Once the capital of the greatest empire in the world, London might be considered the depressed has-been of the world’s great cities. But people there do speak English, and phone booths are filled with pornographic call-girl advertising. Besides, where else are you going to go? Canada?!
Crossing a street in London is not unlike crossing a street in New York City, in that you take your very life in your hands each time you do so. Much like in New York, motorists do not slow down, but speed up at the sight of a pedestrian. The difference is that in New York this rapid acceleration is accompanied by loud blasts from the horn to announce that you’re about to be run over. In London, drivers speed up but remain totally silent. No horn, nothing. They really intend to hit you. Worse yet, England’s senseless “drive on the left” custom ensures that anybody from outside the islands will automatically be looking the wrong way for oncoming traffic. This is how drivers can tell who to hit. You can actually sense their disappointment each time you narrowly escape death. Try it sometime.
Once you’ve been in London for awhile, you might notice the curious absence of anybody in wheelchairs or motorized carts. This is because nobody is disabled in London. The city was built in the days when survival of the fittest was the rule, and the handicapped quickly perished when left to fend for themselves in the cold, cruel world. This system is remarkably effective in that it keeps unsightly cripples off the streets, but the danger is that when a normal person is temporarily injured, they have no choice but to be carried to back to their flat and become a recluse for several weeks. On wheels or on crutches, London can be an unfriendly place. Steep, narrow stairways are everywhere, and wheelchair ramps are the stuff of legend. Even public transportation spites you with an enormous gap between the subway train and the platform–not that any platform anywhere in the city is accessible without taking stairs, or at least an escalator. You’ll be lucky just to find a building with a lift, which is English for “uselessly tiny and disturbingly shaky elevator.” So be careful out there, and don’t hobble yourself. You’ll regret it.
Anyone who’s ever been told to “have a nice day” by obviously unhappy clerks and waitresses with plastic smiles and thin facades of bubbliness might suppose that doing away with all this phoniness in the service industry would be a good thing. But let England serve as a warning: Remove this seemingly pointless crutch, and the entire industry comes crumbling down. Merely suggesting that a restaurant might move two tables together to accommodate your large group will result in being blatantly and spitefully ignored by an openly resentful wait staff for the remainder of your visit, until the only dignified thing to do is to leave without ordering. One might expect that such treatment would adversely affect business prospects, seeing as most restaurants want customers; some even go so far as to spend money on advertising, or installing people on the sidewalk to lure customers in! Apparently this is somehow not the case here. This adversarial attitude toward the customer pervades the culture–even ATMs don’t spend time “processing.” Rather, they are “dealing with your request.” This is partially due to the English tendency to say simple things in as many words as possible, but it also bespeaks a certain irritation on the part of the machine.

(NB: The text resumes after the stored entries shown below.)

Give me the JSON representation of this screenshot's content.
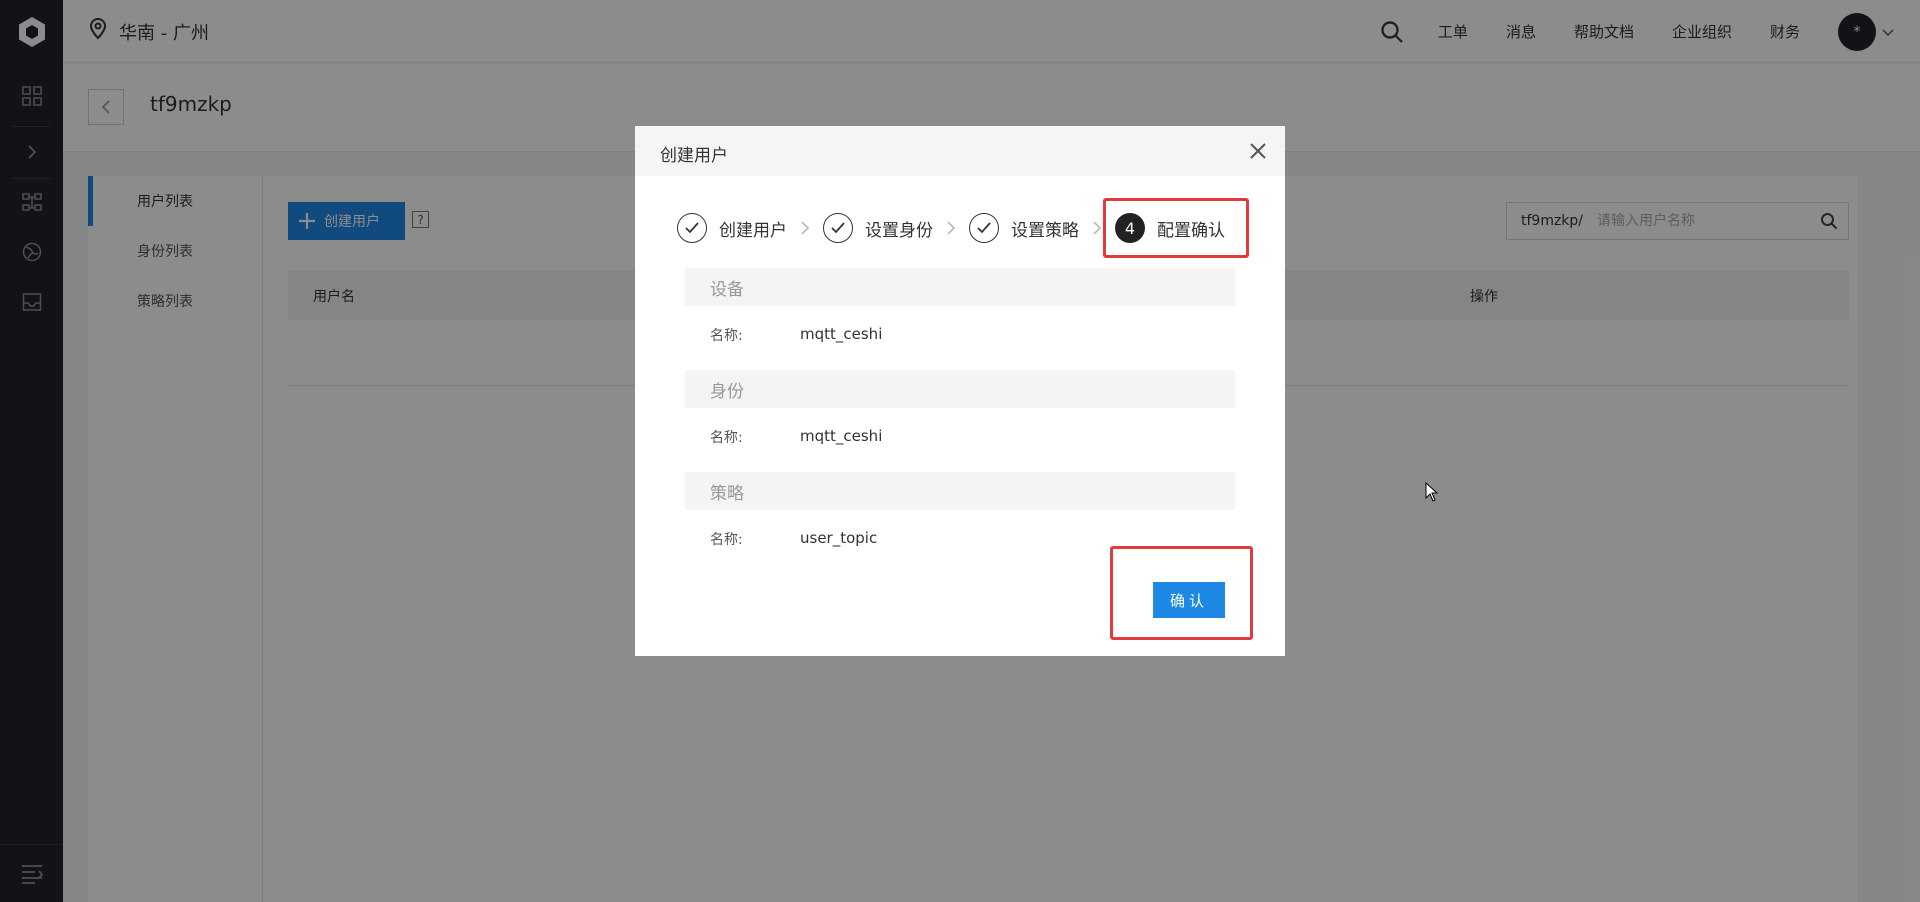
{
  "topbar": {
    "region": "华南 - 广州",
    "nav": [
      "工单",
      "消息",
      "帮助文档",
      "企业组织",
      "财务"
    ],
    "avatar_text": "*"
  },
  "page": {
    "title": "tf9mzkp"
  },
  "submenu": {
    "items": [
      "用户列表",
      "身份列表",
      "策略列表"
    ]
  },
  "main": {
    "create_button": "创建用户",
    "help": "?",
    "search_prefix": "tf9mzkp/",
    "search_placeholder": "请输入用户名称",
    "table_headers": [
      "用户名",
      "操作"
    ]
  },
  "modal": {
    "title": "创建用户",
    "steps": [
      {
        "label": "创建用户",
        "state": "done"
      },
      {
        "label": "设置身份",
        "state": "done"
      },
      {
        "label": "设置策略",
        "state": "done"
      },
      {
        "label": "配置确认",
        "state": "current",
        "number": "4"
      }
    ],
    "sections": [
      {
        "title": "设备",
        "key": "名称:",
        "value": "mqtt_ceshi"
      },
      {
        "title": "身份",
        "key": "名称:",
        "value": "mqtt_ceshi"
      },
      {
        "title": "策略",
        "key": "名称:",
        "value": "user_topic"
      }
    ],
    "confirm_button": "确认"
  },
  "colors": {
    "accent": "#1e88e5",
    "highlight": "#e23b3b",
    "rail": "#1f2329"
  }
}
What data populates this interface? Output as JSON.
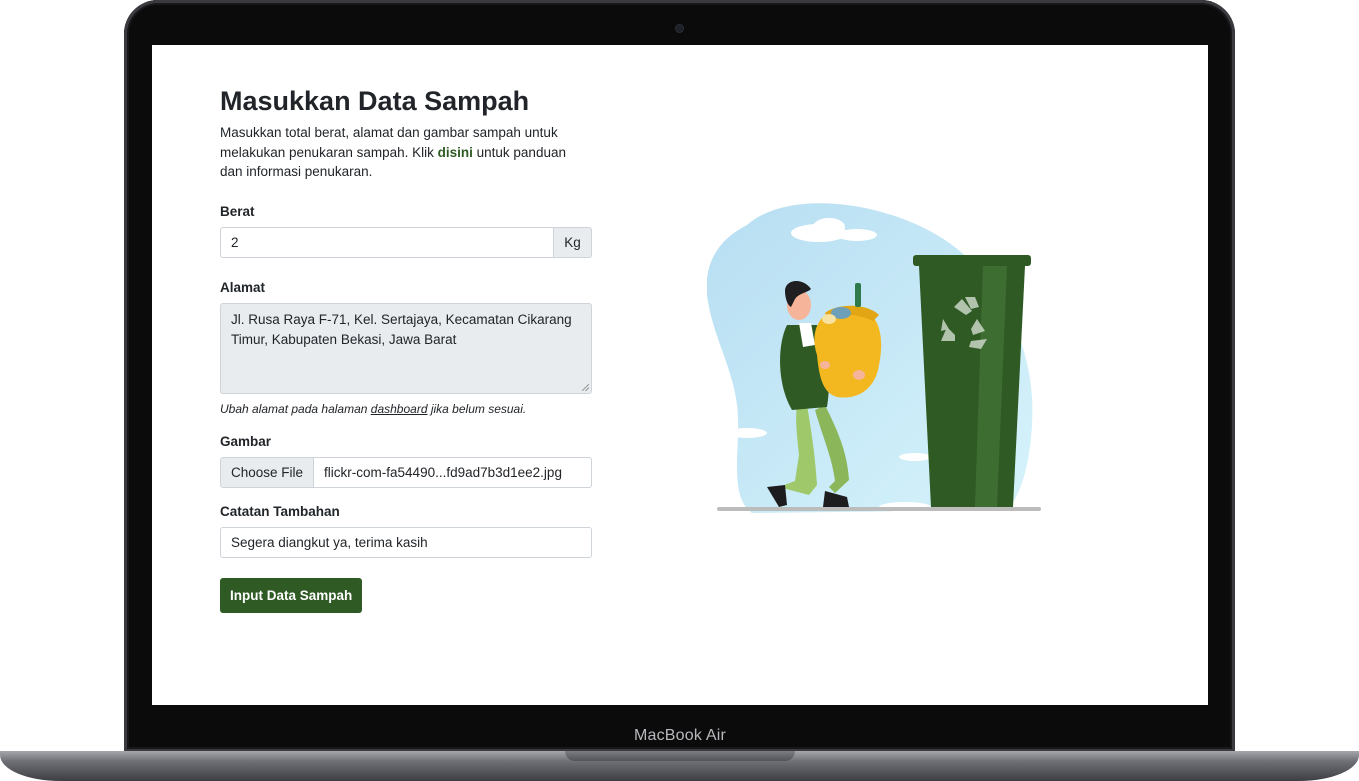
{
  "device": {
    "label": "MacBook Air"
  },
  "page": {
    "title": "Masukkan Data Sampah",
    "intro_before": "Masukkan total berat, alamat dan gambar sampah untuk melakukan penukaran sampah. Klik ",
    "intro_link": "disini",
    "intro_after": " untuk panduan dan informasi penukaran."
  },
  "form": {
    "weight": {
      "label": "Berat",
      "value": "2",
      "unit": "Kg"
    },
    "address": {
      "label": "Alamat",
      "value": "Jl. Rusa Raya F-71, Kel. Sertajaya, Kecamatan Cikarang Timur, Kabupaten Bekasi, Jawa Barat",
      "hint_before": "Ubah alamat pada halaman ",
      "hint_link": "dashboard",
      "hint_after": " jika belum sesuai."
    },
    "image": {
      "label": "Gambar",
      "button": "Choose File",
      "filename": "flickr-com-fa54490...fd9ad7b3d1ee2.jpg"
    },
    "notes": {
      "label": "Catatan Tambahan",
      "value": "Segera diangkut ya, terima kasih"
    },
    "submit_label": "Input Data Sampah"
  },
  "colors": {
    "accent": "#2f5a24",
    "bin": "#2f5a24",
    "blob": "#cdeefa",
    "bag": "#f3b81f"
  }
}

I’m not saying we really need depressed teenagers flashing halfhearted grins at us when we order a burrito, but if that’s what it takes to maintain a service industry that actually performs the function it’s paid to do without clearing its throat and spitting in your face, then we’ll just have to live with it. Because when undisguised hostility is the norm, bitchy waitresses still bitter about turning thirty will feel free to abuse their customers, especially when said waitresses work in the Bella Pasta chain on the southern end of Queensway in London. Don’t go there. And if you do, spit at the waitress for me. I owe her one.
When choosing a guide to exploring London, make sure to avoid picking up Getting Acquainted with London: A Traveler’s Guide by Kenny Byerly. It is smug, unhelpful, and shockingly incomplete in terms of topics covered. Also, the ink comes right off on your hands.